Ditinjau dari jenis penyelenggaraan
tesnya sendiri terdapat berbagai perbedaan
kewenangan dan kompetensi. Hal ini kadang-kadang agak mengaburkan arti etika pemeriksaan
psikologi, karena seolah-olah terdapat kelonggaran penyelenggaraan untuk
jenis kasus-kasus tertentu.
Yang
menjadi permasalahan dalam etika pemeriksaan psikologi biasanya mencakup hal berikut
ini:
- Siapa yang berhak
melakukan diagnosis psikologi (menyelenggarakan tes psikologi dan
menginterpretasikannya).
- Siapa yang
bertanggung jawab untuk menggunakan perangkat tes (termasuk masalah
penggandaannya, pendistribusiannya dan sebagainya).
- Bagaimana
seharusnya seorang diagnostikus bersikap dan bertingkah laku dalam menegakkan
suatu diagnosa psikologi.
v Siapa
yang Berhak Melakukan Diagnosa Psikologi
Telah dikatakan
bahwa dilihat dari penyelenggaraan tes, ada diagnosa psikologi yang mungkin dapat dilakukan
oleh bukan ahli psikologi, atau orang yang tidak mendapat pelatihan dan pendidikan khusus untuk
itu.

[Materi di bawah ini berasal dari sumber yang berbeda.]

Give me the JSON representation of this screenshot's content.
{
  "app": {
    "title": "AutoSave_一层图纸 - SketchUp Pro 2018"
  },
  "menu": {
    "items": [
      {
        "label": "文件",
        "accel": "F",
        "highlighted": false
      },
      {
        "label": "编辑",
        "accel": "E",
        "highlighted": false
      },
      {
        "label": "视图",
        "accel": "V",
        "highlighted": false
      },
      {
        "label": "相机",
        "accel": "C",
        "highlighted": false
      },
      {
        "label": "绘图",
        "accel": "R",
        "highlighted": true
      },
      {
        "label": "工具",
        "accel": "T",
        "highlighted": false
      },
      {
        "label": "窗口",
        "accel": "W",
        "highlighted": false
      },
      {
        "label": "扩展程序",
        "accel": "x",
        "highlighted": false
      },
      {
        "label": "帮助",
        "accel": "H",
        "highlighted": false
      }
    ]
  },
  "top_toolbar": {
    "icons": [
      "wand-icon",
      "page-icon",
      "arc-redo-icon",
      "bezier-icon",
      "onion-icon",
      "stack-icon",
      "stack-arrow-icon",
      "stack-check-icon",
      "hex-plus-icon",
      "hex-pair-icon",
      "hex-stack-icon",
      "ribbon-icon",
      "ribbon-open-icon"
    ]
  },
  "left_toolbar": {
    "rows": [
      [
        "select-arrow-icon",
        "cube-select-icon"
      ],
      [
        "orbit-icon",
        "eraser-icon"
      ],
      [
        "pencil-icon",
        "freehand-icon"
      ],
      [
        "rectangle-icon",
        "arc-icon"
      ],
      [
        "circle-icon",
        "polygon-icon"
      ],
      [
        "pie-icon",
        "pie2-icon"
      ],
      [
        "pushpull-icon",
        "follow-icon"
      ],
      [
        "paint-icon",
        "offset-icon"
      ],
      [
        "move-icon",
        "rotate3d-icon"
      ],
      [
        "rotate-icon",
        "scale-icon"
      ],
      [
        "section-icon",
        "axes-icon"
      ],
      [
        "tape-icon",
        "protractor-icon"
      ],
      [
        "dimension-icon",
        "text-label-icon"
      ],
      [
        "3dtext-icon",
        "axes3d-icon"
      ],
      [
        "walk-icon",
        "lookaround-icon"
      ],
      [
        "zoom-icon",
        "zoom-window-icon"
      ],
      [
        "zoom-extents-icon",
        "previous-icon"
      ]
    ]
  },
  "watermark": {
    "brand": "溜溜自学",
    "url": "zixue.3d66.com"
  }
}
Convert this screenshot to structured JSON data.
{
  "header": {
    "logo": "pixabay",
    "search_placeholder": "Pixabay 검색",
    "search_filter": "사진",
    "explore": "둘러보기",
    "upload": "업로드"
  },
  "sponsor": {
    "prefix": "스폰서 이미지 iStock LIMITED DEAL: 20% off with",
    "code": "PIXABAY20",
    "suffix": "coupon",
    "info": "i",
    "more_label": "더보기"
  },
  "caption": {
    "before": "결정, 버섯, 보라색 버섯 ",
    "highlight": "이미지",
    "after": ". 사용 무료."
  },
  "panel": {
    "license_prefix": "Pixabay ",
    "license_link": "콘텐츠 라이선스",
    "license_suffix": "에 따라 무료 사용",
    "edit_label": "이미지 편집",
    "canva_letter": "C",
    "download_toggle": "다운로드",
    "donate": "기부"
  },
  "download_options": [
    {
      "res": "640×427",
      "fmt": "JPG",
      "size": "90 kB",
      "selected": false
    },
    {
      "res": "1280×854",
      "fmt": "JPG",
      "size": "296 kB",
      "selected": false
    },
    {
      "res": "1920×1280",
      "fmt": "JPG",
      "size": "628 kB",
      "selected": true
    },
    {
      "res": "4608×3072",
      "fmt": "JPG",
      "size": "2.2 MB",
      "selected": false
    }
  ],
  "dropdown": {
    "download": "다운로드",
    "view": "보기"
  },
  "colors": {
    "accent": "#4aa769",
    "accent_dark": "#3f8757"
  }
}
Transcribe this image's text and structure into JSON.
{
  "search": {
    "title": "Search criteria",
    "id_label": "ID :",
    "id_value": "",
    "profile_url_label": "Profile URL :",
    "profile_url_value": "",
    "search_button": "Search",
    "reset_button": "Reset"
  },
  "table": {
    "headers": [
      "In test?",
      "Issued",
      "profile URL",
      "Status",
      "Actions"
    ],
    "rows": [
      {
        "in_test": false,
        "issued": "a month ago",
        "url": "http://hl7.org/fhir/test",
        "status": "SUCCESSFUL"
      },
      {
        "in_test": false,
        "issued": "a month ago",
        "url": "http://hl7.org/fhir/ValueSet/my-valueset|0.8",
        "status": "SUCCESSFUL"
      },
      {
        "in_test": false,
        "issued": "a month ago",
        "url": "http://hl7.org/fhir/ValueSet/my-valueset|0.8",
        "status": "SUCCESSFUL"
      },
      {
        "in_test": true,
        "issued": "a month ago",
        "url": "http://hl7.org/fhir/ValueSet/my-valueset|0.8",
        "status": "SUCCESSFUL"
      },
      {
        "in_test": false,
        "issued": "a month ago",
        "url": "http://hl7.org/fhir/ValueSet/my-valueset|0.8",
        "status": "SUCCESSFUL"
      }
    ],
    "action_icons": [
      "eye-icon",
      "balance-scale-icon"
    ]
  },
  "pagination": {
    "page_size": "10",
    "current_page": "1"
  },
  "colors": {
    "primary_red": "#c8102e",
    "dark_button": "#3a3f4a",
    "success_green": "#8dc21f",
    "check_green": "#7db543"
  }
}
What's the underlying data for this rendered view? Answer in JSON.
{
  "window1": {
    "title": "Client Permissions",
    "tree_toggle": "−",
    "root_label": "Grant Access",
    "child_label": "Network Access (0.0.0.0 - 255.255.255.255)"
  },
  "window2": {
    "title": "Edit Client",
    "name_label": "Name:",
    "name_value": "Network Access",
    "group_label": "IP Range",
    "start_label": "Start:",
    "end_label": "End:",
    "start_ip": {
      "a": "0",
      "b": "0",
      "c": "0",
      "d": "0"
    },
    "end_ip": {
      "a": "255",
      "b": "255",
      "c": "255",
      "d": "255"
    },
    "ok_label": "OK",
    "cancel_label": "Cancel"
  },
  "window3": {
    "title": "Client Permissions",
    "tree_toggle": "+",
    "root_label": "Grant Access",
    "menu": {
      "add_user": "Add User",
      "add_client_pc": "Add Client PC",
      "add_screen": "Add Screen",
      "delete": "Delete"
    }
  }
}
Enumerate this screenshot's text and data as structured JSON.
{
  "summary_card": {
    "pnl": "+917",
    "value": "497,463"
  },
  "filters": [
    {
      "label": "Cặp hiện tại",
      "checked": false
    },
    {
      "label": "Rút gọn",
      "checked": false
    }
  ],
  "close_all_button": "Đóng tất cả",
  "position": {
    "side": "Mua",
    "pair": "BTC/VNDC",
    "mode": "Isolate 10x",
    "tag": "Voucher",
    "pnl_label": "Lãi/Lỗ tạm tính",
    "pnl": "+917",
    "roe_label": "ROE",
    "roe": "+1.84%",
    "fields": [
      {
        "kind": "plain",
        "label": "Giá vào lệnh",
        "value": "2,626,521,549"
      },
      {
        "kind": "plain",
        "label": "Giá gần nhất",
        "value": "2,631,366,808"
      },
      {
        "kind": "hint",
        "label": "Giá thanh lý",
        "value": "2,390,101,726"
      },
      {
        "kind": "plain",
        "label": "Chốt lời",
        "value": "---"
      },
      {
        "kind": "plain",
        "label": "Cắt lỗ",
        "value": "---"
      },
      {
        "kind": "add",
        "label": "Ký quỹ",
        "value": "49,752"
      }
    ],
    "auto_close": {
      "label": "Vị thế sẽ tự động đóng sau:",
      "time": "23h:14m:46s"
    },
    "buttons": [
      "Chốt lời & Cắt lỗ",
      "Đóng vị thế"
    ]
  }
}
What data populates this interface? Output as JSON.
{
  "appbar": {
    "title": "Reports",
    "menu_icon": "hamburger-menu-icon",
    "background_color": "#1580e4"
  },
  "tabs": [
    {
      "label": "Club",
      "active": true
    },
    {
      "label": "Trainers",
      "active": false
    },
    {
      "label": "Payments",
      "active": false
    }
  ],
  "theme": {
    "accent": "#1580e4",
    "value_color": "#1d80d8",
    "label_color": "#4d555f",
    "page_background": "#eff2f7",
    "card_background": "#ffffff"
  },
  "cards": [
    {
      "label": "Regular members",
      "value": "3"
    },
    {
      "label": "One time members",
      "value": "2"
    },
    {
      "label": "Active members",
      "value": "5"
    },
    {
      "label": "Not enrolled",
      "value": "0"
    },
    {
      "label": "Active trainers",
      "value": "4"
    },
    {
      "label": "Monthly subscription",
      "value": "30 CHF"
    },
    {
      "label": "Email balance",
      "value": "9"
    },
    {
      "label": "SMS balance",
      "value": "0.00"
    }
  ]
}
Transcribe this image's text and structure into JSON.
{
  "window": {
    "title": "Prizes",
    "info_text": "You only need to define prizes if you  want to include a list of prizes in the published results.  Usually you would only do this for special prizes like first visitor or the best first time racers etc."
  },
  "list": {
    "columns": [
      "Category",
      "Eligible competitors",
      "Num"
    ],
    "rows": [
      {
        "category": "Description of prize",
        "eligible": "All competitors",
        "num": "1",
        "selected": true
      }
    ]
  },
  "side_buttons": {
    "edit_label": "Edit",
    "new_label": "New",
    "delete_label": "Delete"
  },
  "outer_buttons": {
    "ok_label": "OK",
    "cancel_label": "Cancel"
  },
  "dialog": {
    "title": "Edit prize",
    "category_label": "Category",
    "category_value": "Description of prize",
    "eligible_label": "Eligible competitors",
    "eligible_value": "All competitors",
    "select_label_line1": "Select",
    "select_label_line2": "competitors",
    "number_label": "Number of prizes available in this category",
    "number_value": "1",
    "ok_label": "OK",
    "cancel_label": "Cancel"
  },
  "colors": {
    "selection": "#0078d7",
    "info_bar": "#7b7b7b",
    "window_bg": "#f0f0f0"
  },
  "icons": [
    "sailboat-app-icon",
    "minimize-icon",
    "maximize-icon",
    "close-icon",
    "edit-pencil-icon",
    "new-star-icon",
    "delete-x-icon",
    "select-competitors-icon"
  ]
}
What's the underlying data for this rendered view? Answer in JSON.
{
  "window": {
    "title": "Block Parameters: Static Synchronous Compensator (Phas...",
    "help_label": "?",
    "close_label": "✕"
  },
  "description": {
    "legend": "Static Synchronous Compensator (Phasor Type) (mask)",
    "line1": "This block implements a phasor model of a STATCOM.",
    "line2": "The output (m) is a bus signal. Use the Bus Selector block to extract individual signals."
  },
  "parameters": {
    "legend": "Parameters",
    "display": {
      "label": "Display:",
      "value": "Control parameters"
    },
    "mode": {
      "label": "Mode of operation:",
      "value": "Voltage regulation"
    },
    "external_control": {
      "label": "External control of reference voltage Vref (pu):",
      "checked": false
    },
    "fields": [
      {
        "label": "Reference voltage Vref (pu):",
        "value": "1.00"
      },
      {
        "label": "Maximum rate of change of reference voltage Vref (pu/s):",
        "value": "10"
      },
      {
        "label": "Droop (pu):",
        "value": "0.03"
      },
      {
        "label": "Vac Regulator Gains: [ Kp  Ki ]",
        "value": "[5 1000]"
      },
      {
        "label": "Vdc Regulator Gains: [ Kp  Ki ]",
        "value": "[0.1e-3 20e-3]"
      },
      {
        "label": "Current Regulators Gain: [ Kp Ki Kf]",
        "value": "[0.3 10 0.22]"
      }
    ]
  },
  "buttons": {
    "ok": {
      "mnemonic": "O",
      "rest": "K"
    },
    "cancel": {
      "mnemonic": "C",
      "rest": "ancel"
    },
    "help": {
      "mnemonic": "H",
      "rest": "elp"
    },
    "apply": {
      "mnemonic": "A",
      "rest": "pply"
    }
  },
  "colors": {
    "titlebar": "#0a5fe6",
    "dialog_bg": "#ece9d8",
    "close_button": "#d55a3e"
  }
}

Tetapi ada yang benar-benar
harus dilaksanakan oleh ahli yang kompeten untuk hal itu dan mereka mendapat
pendidikan khusus. Seharusnya pemeriksaan psikologi ini dilaksanakan di bawah
supervisi seorang ahli atau oleh ahli yang bersangkutan (Sumadi Suryabrata,
1971).
Ditinjau dari
segi penggunaannya, diagnosa psikologi dan penyelenggaraannya dapat dikelompokkan sebagai
berikut:
- Diagnosa untuk
keperluan pelatihan/pendidikan Diagnosa untuk tujuan ini
diselenggarakan khusus untuk bidang pendidikan psikologi untuk
memperoleh keterampilan diagnostik. Masalahnya tidak hanya sekedar tahu
atau tidak tahu, tetapi lebih daripada itu, juga masalah bisa atau
tidak bisa menyelenggarakannya. Karena itu latihan untuk tujuan ini
sangat penting.
- Diagnosa mengenai
prestasi belajar Diagnosa
untuk tujuan ini diselenggarakan untuk melihat sejauh mana penyelenggaraan
pendidikan telah mencapai hasil seperti yang diharapkan. Untuk itu
diperlukan pengujian dengan melalui seperangkat tes prestasi. Para pendidik
dapat merancang dan menggunakannya untuk keperluan ini. Tetapi bila dalam
pemeriksaan nampak adanya gejala kelainan/penyimpangan, maka seyogyanya
kasus ini diserahkan kepada ahli yang lebih berwenang untuk menanganinya.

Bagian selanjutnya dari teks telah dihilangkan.